Despite that, as Executive Director of the Jackson Area Chamber of Commerce, Driscoll has been running the Jingle Bell Chocolate Tour almost since its inception in 2004. "It started about 11 years ago," she recalls, "and they only had one sleigh and they couldn't even fill that sleigh. The next year they had to cancel it because there was a blizzard."
But the Jingle Bell Chocolate Tour soon found its chocolate footing and now Driscoll says they serve more than a thousand riders every winter.
"Hi there!" Driscoll greets a guest. "We've got you going in the first sleigh. These are your jingle bells. You have to ring your Jingle Bell or you're not going to get any chocolate. You're gonna get your first chocolates here. Each person gets one of these which is called a Needham.
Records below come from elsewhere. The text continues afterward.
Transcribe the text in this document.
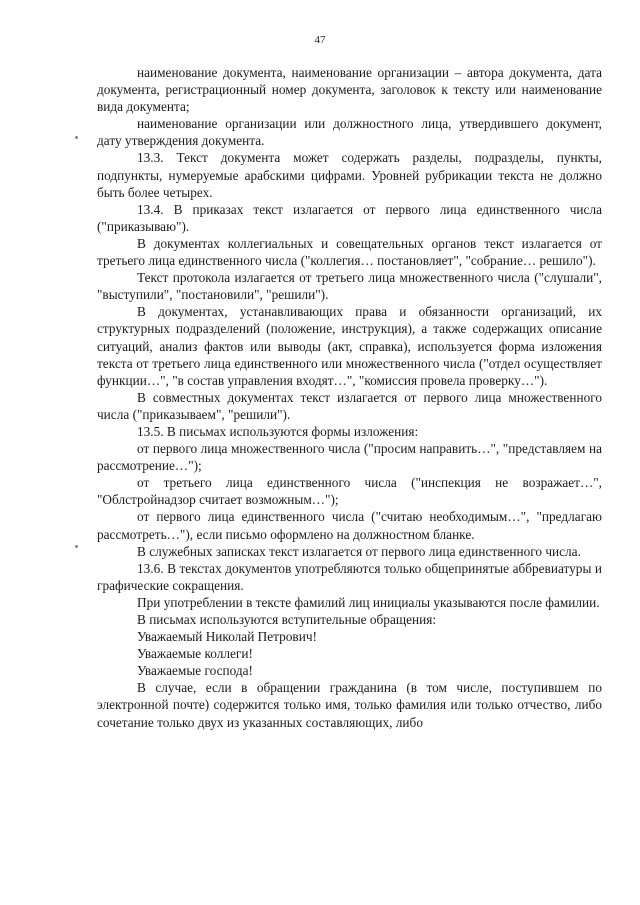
47

наименование документа, наименование организации – автора документа, дата документа, регистрационный номер документа, заголовок к тексту или наименование вида документа;

наименование организации или должностного лица, утвердившего документ, дату утверждения документа.

13.3. Текст документа может содержать разделы, подразделы, пункты, подпункты, нумеруемые арабскими цифрами. Уровней рубрикации текста не должно быть более четырех.

13.4. В приказах текст излагается от первого лица единственного числа ("приказываю").

В документах коллегиальных и совещательных органов текст излагается от третьего лица единственного числа ("коллегия… постановляет", "собрание… решило").

Текст протокола излагается от третьего лица множественного числа ("слушали", "выступили", "постановили", "решили").

В документах, устанавливающих права и обязанности организаций, их структурных подразделений (положение, инструкция), а также содержащих описание ситуаций, анализ фактов или выводы (акт, справка), используется форма изложения текста от третьего лица единственного или множественного числа ("отдел осуществляет функции…", "в состав управления входят…", "комиссия провела проверку…").

В совместных документах текст излагается от первого лица множественного числа ("приказываем", "решили").

13.5. В письмах используются формы изложения:

от первого лица множественного числа ("просим направить…", "представляем на рассмотрение…");

от третьего лица единственного числа ("инспекция не возражает…", "Облстройнадзор считает возможным…");

от первого лица единственного числа ("считаю необходимым…", "предлагаю рассмотреть…"), если письмо оформлено на должностном бланке.

В служебных записках текст излагается от первого лица единственного числа.

13.6. В текстах документов употребляются только общепринятые аббревиатуры и графические сокращения.

При употреблении в тексте фамилий лиц инициалы указываются после фамилии.

В письмах используются вступительные обращения:

Уважаемый Николай Петрович!

Уважаемые коллеги!

Уважаемые господа!

В случае, если в обращении гражданина (в том числе, поступившем по электронной почте) содержится только имя, только фамилия или только отчество, либо сочетание только двух из указанных составляющих, либо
It's actually cocoanut with a little bit of mashed potatoes rolled together and dipped in chocolate."
By the end of the hour long tour, Driscoll explains, everyone should have 11 chocolates - each homemade - from the inns and bakeries along the route. "Even Flossie's who is not a chef but she does one of the best chocolates around," Driscoll says. "She makes them all herself. One year she had to go for tennis elbow because she rolled so many of them."
Three Austrian sleighs pull up outside the gazebo.
I climb up and sit beside the sleigh driver, 19 year old Scott Huntington from Lancaster. Huntington turns and addresses the sleigh riders, "My name is Scott. The horses names are Rock and Roy. They're brothers. They're both nine years old. We're gonna take you for a little chocolate tour and go around the town of Jackson."
We stop at the Inn at Jackson and collect Marshmallow Reindeer. Then chocolate bark at Backcountry Bakery.

Back in the gazebo, Driscoll hands out jingle bells and Needham chocolates to the next group of riders. "In all the years I've been doing this," Driscoll says, "I've only had one complaint. And that was that they wanted more chocolate!"